World Day of Peace: "No longer slaves, but brothers and sisters"

 

 

"The globalization of indifference, which today burdens the lives of so many of our brothers and sisters, requires all of us to forge a new worldwide solidarity and fraternity capable of giving them new hope and helping them to advance with courage amid the problems of our time and the new horizons which they disclose and which God places in our hands."    

Pope Francis

 
 
 
On December 16, some hours after the Sydney hostage crisis ended, JPIC International Coordinator Anne Corry RSCJ wrote:
 
Today I am watching the aftermath of the Sydney hostage crisis. I know Martin Place well. It is in the centre of the city and in my mind it is always sunlit and busy with cheerful, purposeful people.

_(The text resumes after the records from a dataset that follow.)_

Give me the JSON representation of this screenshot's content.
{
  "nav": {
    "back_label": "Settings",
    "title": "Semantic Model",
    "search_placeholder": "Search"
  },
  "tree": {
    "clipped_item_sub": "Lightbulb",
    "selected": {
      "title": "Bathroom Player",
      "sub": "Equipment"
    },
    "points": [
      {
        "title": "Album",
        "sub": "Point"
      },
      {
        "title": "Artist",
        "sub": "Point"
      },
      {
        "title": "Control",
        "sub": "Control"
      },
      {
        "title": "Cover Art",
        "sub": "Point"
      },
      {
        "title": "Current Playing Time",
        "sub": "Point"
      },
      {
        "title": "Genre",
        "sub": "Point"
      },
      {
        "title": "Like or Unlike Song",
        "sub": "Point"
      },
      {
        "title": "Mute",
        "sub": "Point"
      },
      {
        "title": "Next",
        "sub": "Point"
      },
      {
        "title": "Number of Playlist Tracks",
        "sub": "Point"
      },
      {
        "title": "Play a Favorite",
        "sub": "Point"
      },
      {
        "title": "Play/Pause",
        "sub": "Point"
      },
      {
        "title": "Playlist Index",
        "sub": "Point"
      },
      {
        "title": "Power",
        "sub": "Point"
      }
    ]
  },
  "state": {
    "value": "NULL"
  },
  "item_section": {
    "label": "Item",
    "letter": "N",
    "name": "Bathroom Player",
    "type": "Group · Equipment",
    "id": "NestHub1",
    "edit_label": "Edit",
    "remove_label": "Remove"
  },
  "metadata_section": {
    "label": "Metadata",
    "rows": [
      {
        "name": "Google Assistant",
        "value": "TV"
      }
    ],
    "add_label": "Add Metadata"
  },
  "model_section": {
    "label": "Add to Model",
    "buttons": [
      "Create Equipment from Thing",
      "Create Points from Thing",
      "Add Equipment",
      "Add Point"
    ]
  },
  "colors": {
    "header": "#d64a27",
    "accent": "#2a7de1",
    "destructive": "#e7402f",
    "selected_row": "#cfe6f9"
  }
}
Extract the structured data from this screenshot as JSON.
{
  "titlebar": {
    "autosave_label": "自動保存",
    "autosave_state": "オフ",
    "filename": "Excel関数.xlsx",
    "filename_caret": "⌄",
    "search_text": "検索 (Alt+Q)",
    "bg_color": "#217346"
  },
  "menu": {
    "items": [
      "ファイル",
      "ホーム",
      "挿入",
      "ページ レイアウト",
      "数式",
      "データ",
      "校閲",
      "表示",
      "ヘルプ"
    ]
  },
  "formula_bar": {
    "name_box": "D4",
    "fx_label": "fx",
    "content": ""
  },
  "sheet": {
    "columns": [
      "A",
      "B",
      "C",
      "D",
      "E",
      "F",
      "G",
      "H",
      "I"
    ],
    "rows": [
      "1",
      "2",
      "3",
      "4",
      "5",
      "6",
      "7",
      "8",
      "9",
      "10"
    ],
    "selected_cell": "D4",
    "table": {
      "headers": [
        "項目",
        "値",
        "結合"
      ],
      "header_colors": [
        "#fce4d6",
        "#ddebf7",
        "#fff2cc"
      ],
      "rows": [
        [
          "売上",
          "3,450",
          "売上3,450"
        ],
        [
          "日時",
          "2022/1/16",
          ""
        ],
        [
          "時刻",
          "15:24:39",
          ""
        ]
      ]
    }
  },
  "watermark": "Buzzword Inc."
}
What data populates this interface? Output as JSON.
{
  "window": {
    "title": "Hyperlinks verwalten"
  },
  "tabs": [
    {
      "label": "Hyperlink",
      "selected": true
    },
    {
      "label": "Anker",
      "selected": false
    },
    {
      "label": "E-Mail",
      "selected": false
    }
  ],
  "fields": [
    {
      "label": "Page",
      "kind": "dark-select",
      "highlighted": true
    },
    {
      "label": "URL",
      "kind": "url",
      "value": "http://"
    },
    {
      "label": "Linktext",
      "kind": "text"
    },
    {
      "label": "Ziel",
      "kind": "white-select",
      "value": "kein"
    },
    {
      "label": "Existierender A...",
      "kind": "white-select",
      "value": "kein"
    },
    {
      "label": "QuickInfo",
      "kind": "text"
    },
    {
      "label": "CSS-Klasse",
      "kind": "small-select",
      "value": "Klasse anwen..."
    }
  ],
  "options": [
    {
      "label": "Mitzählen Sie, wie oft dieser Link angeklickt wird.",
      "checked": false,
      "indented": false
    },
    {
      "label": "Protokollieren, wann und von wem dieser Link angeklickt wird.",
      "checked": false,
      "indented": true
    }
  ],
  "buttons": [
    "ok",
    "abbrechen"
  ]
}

This event is small compared to the scale of other parts of the world but it has left Australians devastated. They are not familiar with violence in the midst of ordinary life.
 
At this time of Christmas when we pray for peace on earth, let us remember all places in the world which are also devastated by sudden or sustained violence.
 
As we welcome 2015, we also celebrate the World Day of Peace on January 1. Pope Francis has chosen as his theme, “No longer slaves, but brothers and sisters.”  In his message, he talks about the many faces of modern-day slavery and its causes; and he calls for a shared commitment to ending slavery.  He invites us to "globalize fraternity, not slavery or indifference," and ends his message with this appeal:

I urgently appeal to all men and women of good will, and all those near or far, including the highest levels of civil institutions, who witness the scourge of contemporary slavery, not to become accomplices to this evil, not to turn away from the sufferings of our brothers and sisters, our fellow human beings, who are deprived of their freedom and dignity. Instead, may we have the courage to touch the suffering flesh of Christ, revealed in the faces of those countless persons whom he calls “the least of these my brethren” (Mt 25:40, 45).